An international research team including astronomers from the University of Birmingham has just announced the discovery of two “super-Earth” planets orbiting LP 890-9, a small, cool star located about 100 light-years from Earth. Earth.
The star, also called TOI-4306 or SPECULOOS-2, is the second coolest star found to host planets, after the famous TRAPPIST-1. This rare discovery is the subject of an upcoming publication in the journal Astronomy & Astrophysics.
The system’s inner planet, called LP 890-9b, is about 30 percent larger than Earth and orbits the star in just 2.7 days. This first planet was initially identified as a possible candidate planet by NASA’s Transiting Exoplanet Survey Satellite (TESS), a space mission to search for exoplanets orbiting nearby stars. This candidate has been confirmed and characterized by the SPECULOOS (Search for habitable Planets EClipsing ULtra-cOOl Stars) telescopes, one of which is operated by the University of Birmingham.
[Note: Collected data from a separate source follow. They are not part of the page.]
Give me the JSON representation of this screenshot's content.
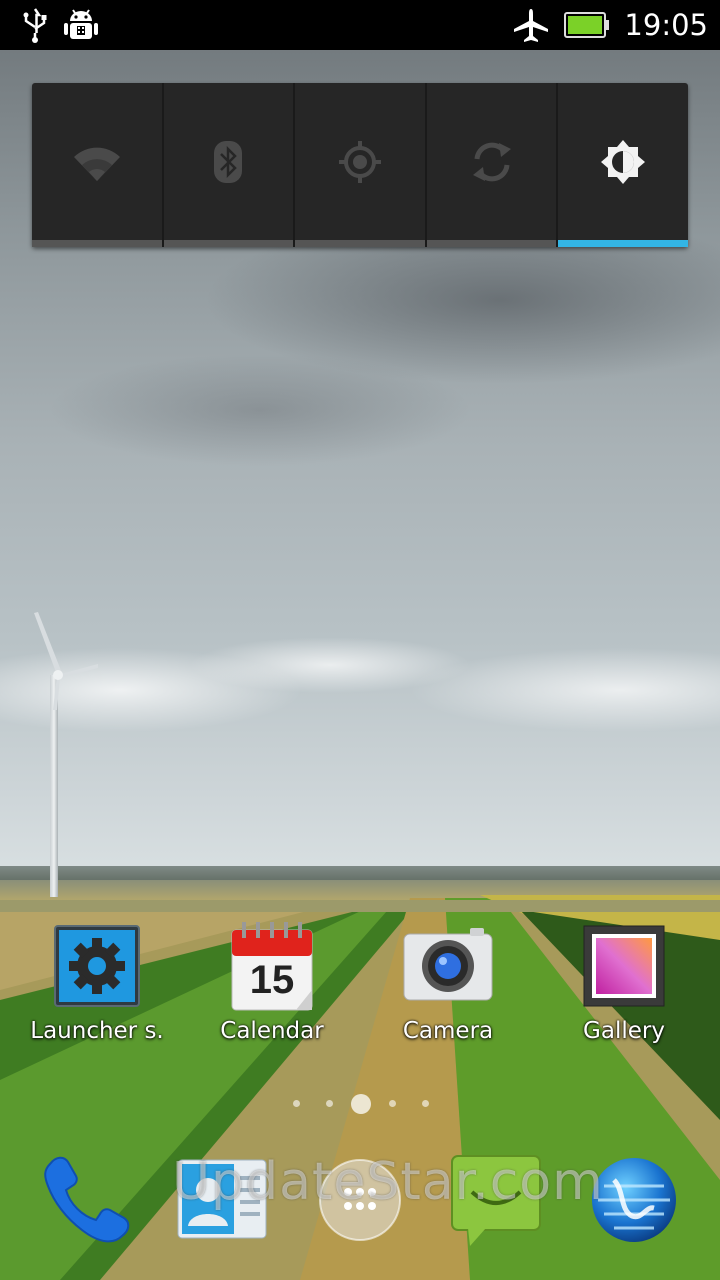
{
  "status_bar": {
    "time": "19:05",
    "left_icons": [
      "usb-icon",
      "android-debug-icon"
    ],
    "right_icons": [
      "airplane-mode-icon",
      "battery-icon"
    ]
  },
  "quick_settings": {
    "toggles": [
      {
        "name": "wifi",
        "icon": "wifi-icon",
        "on": false
      },
      {
        "name": "bluetooth",
        "icon": "bluetooth-icon",
        "on": false
      },
      {
        "name": "gps",
        "icon": "gps-icon",
        "on": false
      },
      {
        "name": "sync",
        "icon": "sync-icon",
        "on": false
      },
      {
        "name": "brightness",
        "icon": "brightness-icon",
        "on": true
      }
    ],
    "accent_color": "#33b5e5"
  },
  "home_apps": [
    {
      "label": "Launcher s.",
      "icon": "gear-icon"
    },
    {
      "label": "Calendar",
      "icon": "calendar-icon",
      "date": "15"
    },
    {
      "label": "Camera",
      "icon": "camera-icon"
    },
    {
      "label": "Gallery",
      "icon": "gallery-icon"
    }
  ],
  "page_indicator": {
    "count": 5,
    "current": 3
  },
  "dock": [
    {
      "name": "phone",
      "icon": "phone-icon"
    },
    {
      "name": "contacts",
      "icon": "contacts-icon"
    },
    {
      "name": "app-drawer",
      "icon": "app-drawer-icon"
    },
    {
      "name": "messaging",
      "icon": "messaging-icon"
    },
    {
      "name": "browser",
      "icon": "globe-icon"
    }
  ],
  "watermark": "UpdateStar.com"
}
The SPECULOOS researchers then used their telescopes to search for other transiting planets in the system that would have been missed by TESS.
“TESS searches for exoplanets using the transit method, simultaneously monitoring the brightness of thousands of stars, looking for slight obscurations that could be caused by planets passing in front of their stars,” explains Laetitia Delrez, postdoctoral researcher at the University. of Liege. , and the main author of the article.
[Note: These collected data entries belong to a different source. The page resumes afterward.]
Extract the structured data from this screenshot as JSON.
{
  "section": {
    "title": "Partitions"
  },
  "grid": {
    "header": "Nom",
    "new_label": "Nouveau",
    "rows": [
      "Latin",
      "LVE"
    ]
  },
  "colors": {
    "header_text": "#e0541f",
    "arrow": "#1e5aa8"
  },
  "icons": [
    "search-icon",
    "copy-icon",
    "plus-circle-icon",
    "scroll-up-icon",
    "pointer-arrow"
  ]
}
“However, follow-up with ground-based telescopes is often needed to confirm the planetary nature of detected candidates and refine measurements of their orbital sizes and properties. »
This tracking is particularly important in the case of very cold stars, such as LP 890-9, which emit most of their light in the near infrared and for which TESS has a rather limited sensitivity.
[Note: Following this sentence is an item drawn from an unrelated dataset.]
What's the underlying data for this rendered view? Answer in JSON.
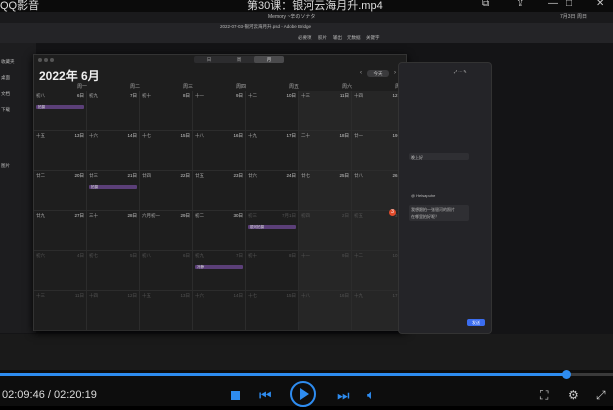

The telescopes of the SPECULOOS project, installed at ESO’s Paranal Observatory in Chile and on the island of Tenerife, are optimized to observe this type of star with great precision, thanks to very sensitive cameras in the near infrared. .
“The objective of SPECULOOS is to search for potentially habitable terrestrial planets passing through some of the smallest and coldest stars in the solar neighborhood, such as the planetary system TRAPPIST-1, which we discovered in 2016”, recalls Michaël Gillon, from the University of Liège, and principal researcher of the SPECULOOS project. “This strategy is motivated by the fact that such planets are particularly well suited to detailed studies of their atmospheres and to the search for possible chemical traces of life with large observatories, such as the James Webb Space Telescope (JWST). »
Observations of LP 890-9 collected by SPECULOOS proved successful as they not only confirmed the first planet, but were critical for the detection of a previously unknown second planet. This second planet, LP 890-9c (renamed SPECULOOS-2c by SPECULOOS researchers), is similar in size to the first (about 40% larger than Earth) but has a longer orbital period of about 8.5 days. This orbital period, later confirmed with the MuSCAT3 instrument in Hawaii, places the planet in the so-called “habitable zone” around its star.
“The habitable zone is a concept according to which a planet with geological and atmospheric conditions similar to Earth would have a surface temperature allowing water to remain liquid for billions of years” explains Amaury Triaud, professor of exoplanetology at the University of Birmingham and leader of the SPECULOOS working group which programmed the observations leading to the discovery of the second planet. “It gives us a license to observe further and find out if the planet has an atmosphere, and if so, to study its contents and assess its habitability. »
The next step will be to study the atmosphere of this planet, for example with the JWST, for which LP 890-9c appears to be the second most favorable target among the potentially habitable terrestrial planets known to date, surpassed only by the TRAPPIST – 1 planets (of which Professor Triaud was also co-discoverer).
“It is important to detect as many temperate terrestrial worlds as possible in order to study the diversity of climates of exoplanets, and ultimately to be able to measure the frequency of emergence of biology in the Cosmos”, adds Professor Triaud.